In metastatic breast cancer, cytotoxic chemotherapy is the treatment of choice for patients with hormone receptor negative tumors, refractory to hormone therapy, or with rapidly progressive disease, regardless of hormone status. The choice of optimum chemotherapy is dependent on several factors, such as the type of previous adjuvant chemotherapy, the aggressiveness of the disease, the site(s) of metastases, the patient’s age and the toxicity profile.
Initial chemotherapy choices for the treatment of newly diagnosed and metastatic breast cancer have dramatically changed over the past four decades, evolving from marginally effective non-anthracycline single agent therapies to non-anthracycline containing combinations, such as cyclo-phosphamide, methotrexate, and 5- fluorouracil (CMF) and CMF plus vincristine and prednisone (CMFVP). In the latter 1970s and throughout the 1980s, the use of anthracycline-containing regimens, such as 5-fluorouracil, adriamycin and cyclophosphomide, (FAC), cyclo-phosphamide, doxorubicin and 5-fluorouracil (CAF) and adriamycin and cyclophosphomide (AC), resulted in higher response rates and longer time-to-progression, but failed to show survival advantage in metastatic disease. During the 1980s many investigational agents were explored in clinical trials with hope of improvement in the patient’s response to therapy, duration of response and increased survival. Unfortunately, the majority of these agents failed to show benefit and/or produced unacceptable toxicities.

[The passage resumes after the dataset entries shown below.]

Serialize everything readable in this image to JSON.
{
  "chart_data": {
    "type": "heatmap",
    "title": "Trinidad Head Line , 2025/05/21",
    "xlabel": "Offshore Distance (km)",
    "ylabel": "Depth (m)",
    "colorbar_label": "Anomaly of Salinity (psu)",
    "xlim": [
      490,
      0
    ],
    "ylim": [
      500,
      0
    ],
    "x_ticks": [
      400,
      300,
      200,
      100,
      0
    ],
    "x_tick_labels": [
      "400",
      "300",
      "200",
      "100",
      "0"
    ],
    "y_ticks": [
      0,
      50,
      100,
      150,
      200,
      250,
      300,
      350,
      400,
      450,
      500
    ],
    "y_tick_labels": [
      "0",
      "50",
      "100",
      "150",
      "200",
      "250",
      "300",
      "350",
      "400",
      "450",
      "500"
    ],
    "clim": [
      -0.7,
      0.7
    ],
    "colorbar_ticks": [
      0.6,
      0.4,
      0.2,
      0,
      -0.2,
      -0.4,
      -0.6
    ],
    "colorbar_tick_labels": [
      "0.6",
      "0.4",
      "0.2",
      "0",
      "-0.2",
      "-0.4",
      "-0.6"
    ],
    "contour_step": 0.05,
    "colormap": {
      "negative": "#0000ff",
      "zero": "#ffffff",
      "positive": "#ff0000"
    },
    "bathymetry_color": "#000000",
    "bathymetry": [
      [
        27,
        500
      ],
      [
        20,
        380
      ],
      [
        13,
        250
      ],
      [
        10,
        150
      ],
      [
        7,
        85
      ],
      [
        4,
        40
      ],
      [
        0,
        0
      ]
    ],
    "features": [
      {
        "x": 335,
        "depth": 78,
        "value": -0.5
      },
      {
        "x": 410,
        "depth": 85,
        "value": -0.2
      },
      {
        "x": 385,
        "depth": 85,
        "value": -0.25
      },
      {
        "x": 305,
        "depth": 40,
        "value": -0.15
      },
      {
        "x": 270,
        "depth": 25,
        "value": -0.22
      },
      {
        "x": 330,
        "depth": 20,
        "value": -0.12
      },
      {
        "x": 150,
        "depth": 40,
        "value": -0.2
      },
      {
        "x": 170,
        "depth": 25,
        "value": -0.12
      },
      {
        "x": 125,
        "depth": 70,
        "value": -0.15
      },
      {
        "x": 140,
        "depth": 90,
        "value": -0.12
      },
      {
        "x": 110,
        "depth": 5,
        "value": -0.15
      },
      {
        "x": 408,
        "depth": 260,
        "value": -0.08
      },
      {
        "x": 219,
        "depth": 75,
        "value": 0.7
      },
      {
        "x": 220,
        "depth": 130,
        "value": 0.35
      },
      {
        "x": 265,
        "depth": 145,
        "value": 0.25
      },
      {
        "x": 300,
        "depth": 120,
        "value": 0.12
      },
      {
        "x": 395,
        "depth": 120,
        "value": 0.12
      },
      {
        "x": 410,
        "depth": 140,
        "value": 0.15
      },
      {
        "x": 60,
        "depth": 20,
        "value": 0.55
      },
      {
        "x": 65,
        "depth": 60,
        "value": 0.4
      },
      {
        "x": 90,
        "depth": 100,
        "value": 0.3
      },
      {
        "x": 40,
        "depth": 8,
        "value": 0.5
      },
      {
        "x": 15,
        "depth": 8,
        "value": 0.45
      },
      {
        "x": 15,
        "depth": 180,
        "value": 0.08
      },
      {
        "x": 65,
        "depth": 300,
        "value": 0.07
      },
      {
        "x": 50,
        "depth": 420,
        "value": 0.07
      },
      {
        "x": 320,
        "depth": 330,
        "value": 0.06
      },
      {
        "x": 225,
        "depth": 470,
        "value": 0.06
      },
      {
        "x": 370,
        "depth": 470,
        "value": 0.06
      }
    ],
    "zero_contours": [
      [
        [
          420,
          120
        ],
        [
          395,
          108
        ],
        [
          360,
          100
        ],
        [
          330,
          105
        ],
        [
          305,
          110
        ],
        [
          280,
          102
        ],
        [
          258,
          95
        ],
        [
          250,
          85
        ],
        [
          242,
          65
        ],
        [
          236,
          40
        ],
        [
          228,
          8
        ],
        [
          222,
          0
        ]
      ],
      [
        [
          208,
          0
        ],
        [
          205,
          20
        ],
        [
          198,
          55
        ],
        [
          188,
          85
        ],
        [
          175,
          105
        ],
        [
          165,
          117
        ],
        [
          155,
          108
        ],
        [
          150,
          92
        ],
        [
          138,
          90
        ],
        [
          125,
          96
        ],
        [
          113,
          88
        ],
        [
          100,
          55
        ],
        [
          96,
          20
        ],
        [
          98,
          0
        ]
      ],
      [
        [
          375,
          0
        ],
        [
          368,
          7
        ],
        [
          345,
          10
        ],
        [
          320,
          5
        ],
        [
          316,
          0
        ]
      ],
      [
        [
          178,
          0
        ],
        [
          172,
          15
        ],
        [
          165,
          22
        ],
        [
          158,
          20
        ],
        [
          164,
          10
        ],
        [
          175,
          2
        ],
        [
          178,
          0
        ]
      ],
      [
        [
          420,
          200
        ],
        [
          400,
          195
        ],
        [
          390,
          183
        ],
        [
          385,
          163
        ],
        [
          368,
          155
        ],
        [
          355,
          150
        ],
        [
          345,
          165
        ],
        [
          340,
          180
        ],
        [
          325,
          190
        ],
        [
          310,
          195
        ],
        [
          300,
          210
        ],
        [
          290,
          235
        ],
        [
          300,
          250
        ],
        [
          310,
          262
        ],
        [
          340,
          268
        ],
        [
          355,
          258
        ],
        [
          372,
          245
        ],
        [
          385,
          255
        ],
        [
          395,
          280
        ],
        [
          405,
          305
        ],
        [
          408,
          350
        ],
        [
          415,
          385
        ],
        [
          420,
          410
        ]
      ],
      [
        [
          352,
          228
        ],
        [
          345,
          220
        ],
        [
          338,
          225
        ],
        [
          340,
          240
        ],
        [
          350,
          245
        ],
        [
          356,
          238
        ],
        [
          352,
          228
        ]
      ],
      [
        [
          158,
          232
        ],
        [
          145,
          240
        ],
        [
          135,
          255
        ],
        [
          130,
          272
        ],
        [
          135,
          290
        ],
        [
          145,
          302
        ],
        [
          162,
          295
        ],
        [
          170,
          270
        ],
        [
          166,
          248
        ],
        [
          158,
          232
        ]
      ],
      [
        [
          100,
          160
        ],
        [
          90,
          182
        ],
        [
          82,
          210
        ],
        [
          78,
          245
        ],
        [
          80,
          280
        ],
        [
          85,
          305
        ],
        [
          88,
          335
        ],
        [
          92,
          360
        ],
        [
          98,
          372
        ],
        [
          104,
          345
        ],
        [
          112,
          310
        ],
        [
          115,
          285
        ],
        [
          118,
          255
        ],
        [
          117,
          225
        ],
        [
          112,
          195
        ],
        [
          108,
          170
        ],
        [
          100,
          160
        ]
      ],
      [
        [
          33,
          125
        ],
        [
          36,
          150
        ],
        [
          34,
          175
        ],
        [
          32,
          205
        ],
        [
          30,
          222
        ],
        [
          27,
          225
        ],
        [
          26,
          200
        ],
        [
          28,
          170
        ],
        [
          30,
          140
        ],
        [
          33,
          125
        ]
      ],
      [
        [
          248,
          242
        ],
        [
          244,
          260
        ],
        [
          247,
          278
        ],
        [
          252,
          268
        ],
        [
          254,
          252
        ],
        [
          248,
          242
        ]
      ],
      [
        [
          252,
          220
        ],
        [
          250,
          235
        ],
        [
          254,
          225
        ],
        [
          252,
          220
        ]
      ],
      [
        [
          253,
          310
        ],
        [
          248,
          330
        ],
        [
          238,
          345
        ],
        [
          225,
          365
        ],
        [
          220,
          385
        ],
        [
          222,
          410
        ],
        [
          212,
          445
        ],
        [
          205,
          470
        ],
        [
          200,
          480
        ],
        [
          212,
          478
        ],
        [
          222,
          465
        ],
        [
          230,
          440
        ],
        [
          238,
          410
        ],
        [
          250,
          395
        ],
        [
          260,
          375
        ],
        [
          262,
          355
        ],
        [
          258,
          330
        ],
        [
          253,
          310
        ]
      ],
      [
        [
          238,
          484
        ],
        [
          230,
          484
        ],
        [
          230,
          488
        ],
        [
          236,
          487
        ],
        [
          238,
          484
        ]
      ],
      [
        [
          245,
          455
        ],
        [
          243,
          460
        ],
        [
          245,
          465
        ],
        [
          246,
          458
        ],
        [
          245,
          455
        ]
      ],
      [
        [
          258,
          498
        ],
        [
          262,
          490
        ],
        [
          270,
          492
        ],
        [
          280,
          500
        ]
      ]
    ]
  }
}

The taxanes are a class of anticancer agents that bind to and stabilize microtubules causing cell-cycle arrest and apoptosis (cell death). Paclitaxel, initially extracted from the bark of the Pacific yew, Taxus brevifolia, was identified in 1971 as part of a National Cancer Institute (NCI) program that screened medicinal plants for potential activity. Docetaxel was synthesized in 1986, using a precursor extracted from the needles of the European yew, T. baccata, and is similar to paclitaxel in its mechanism of action.
Results from clinical trials designed in the late 1980s have shown that taxanes are among the most active chemotherapy agents used in the management of metastatic breast cancer. Positive trials in the adjuvant and neoadjuvant setting have more recently changed practice standards. These agents may be considered the most powerful group of compounds developed in the 1990s.